VMware has reported that a recently patched critical command injection vulnerability in Aria Operations for Networks (formerly vRealize Network Insight) is being exploited in the wild.
Defects are tracked as CVE-2023-20887a malicious attacker with network access to the product may be able to perform a command injection attack, resulting in remote code execution.
This affects VMware Aria Operations Networks version 6.x and a fix will be released in versions 6.2, 6.3, 6.4, 6.5.1, 6.6, 6.7, 6.8, 6.9, and 6.10 on June 7, 2023.
According to an update shared by the virtualization service provider on June 20th, this flaw has been weaponized in real-world attacks, though the exact details are still unknown.
“VMware has confirmed that CVE-2023-20887 is being exploited in the wild,” the company said.
Data collected by threat intelligence firm GreyNoise shows that this flaw is being actively exploited from two different IP addresses located in the Netherlands.
This development came after Summons team researcher Sina Kheirkhah, who identified and reported the flaw, released a proof-of-concept (PoC) exploit for the bug.
“This vulnerability consists of a chain of two issues leading to remote code execution (RCE) that can be exploited by an unauthenticated attacker,” Kheirkhah said.

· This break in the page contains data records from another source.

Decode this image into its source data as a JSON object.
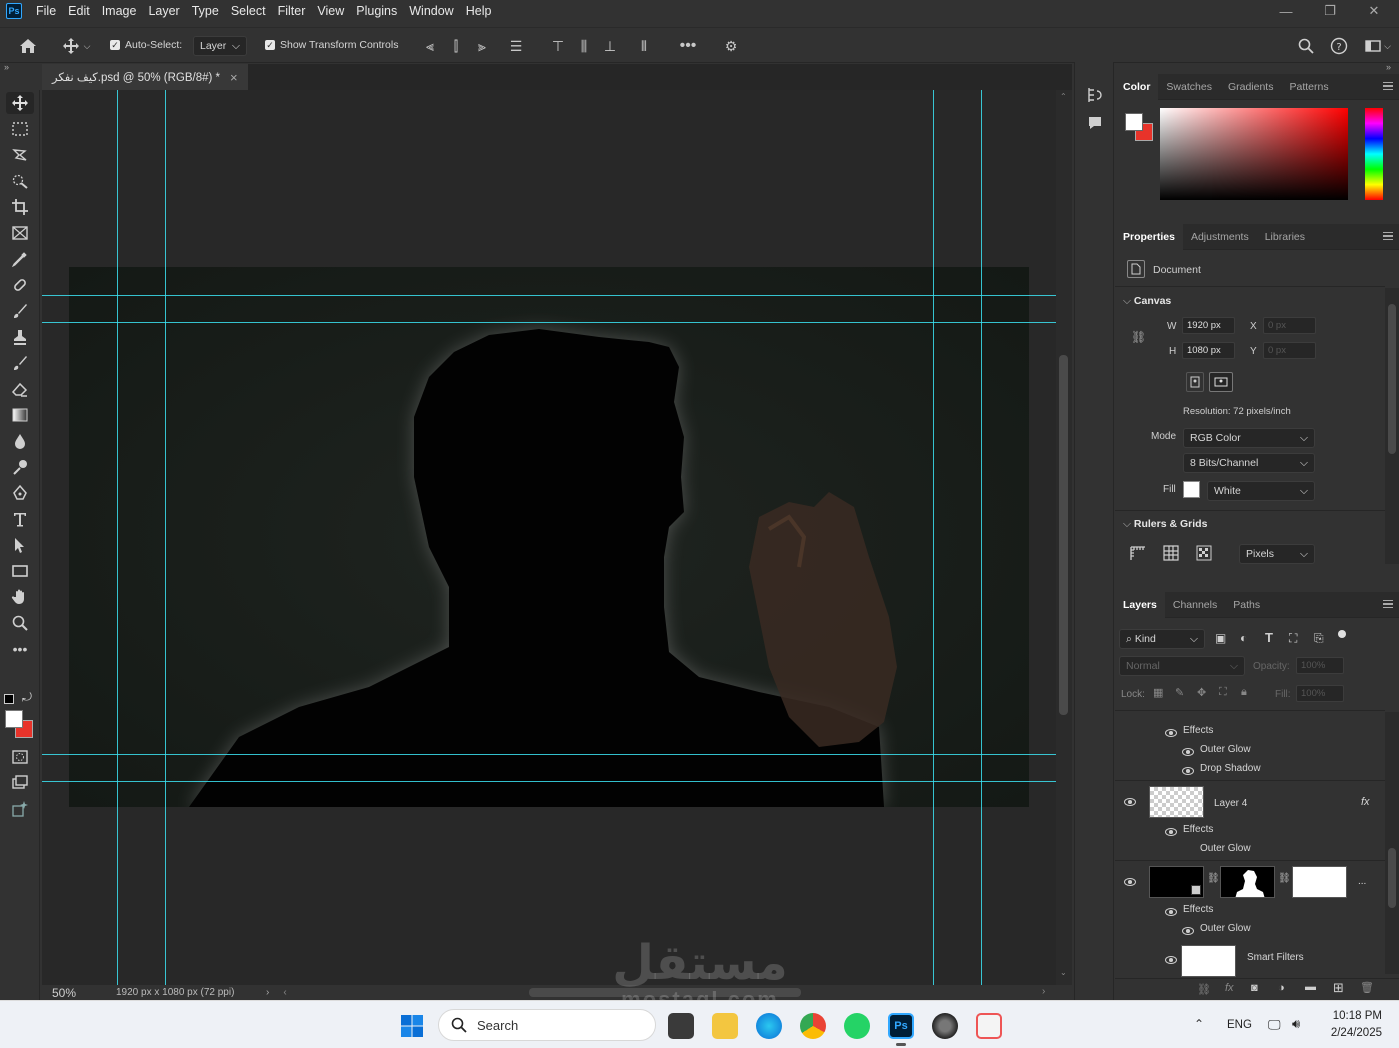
{
  "app": {
    "logo": "Ps"
  },
  "menu": [
    "File",
    "Edit",
    "Image",
    "Layer",
    "Type",
    "Select",
    "Filter",
    "View",
    "Plugins",
    "Window",
    "Help"
  ],
  "options": {
    "auto_select_label": "Auto-Select:",
    "auto_select_value": "Layer",
    "show_transform_label": "Show Transform Controls"
  },
  "document_tab": {
    "title": "كيف نفكر.psd @ 50% (RGB/8#) *",
    "close": "×"
  },
  "status": {
    "zoom": "50%",
    "info": "1920 px x 1080 px (72 ppi)"
  },
  "color_panel": {
    "tabs": [
      "Color",
      "Swatches",
      "Gradients",
      "Patterns"
    ],
    "active": "Color",
    "fg": "#ffffff",
    "bg": "#e8332a"
  },
  "properties": {
    "tabs": [
      "Properties",
      "Adjustments",
      "Libraries"
    ],
    "active": "Properties",
    "document_label": "Document",
    "canvas_section": "Canvas",
    "w_label": "W",
    "w_value": "1920 px",
    "h_label": "H",
    "h_value": "1080 px",
    "x_label": "X",
    "x_value": "0 px",
    "y_label": "Y",
    "y_value": "0 px",
    "resolution": "Resolution: 72 pixels/inch",
    "mode_label": "Mode",
    "mode_value": "RGB Color",
    "bits_value": "8 Bits/Channel",
    "fill_label": "Fill",
    "fill_value": "White",
    "rulers_section": "Rulers & Grids",
    "units_value": "Pixels"
  },
  "layers": {
    "tabs": [
      "Layers",
      "Channels",
      "Paths"
    ],
    "active": "Layers",
    "kind_value": "Kind",
    "blend_value": "Normal",
    "opacity_label": "Opacity:",
    "opacity_value": "100%",
    "lock_label": "Lock:",
    "fill_label": "Fill:",
    "fill_value": "100%",
    "rows": {
      "effects1": "Effects",
      "outer_glow1": "Outer Glow",
      "drop_shadow1": "Drop Shadow",
      "layer4": "Layer 4",
      "fx": "fx",
      "effects2": "Effects",
      "outer_glow2": "Outer Glow",
      "effects3": "Effects",
      "outer_glow3": "Outer Glow",
      "smart_filters": "Smart Filters",
      "more": "..."
    }
  },
  "taskbar": {
    "search_placeholder": "Search",
    "lang": "ENG",
    "time": "10:18 PM",
    "date": "2/24/2025"
  },
  "watermark": {
    "arabic": "مستقل",
    "latin": "mostaql.com"
  }
}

🔐 Mastering API Security: Understanding Your True Attack Surface
Discover untapped vulnerabilities in your API ecosystem and take proactive steps towards ironclad security. Join us for an insightful webinar!
join the session
On the contrary, the speed with which state actors and fundraising groups are able to turn around newly discovered vulnerabilities and exploit them for their own benefit continues to pose a major threat to organizations around the world.
This disclosure follows a report by Mandiant that found another flaw in VMware Tools (CVE-2023-20867) being actively exploited by a Chinese actor dubbed UNC3886 to backdoor Windows and Linux hosts. will also continue.
Aria Operations for Networks users are encouraged to update to the latest version as soon as possible to reduce potential risks.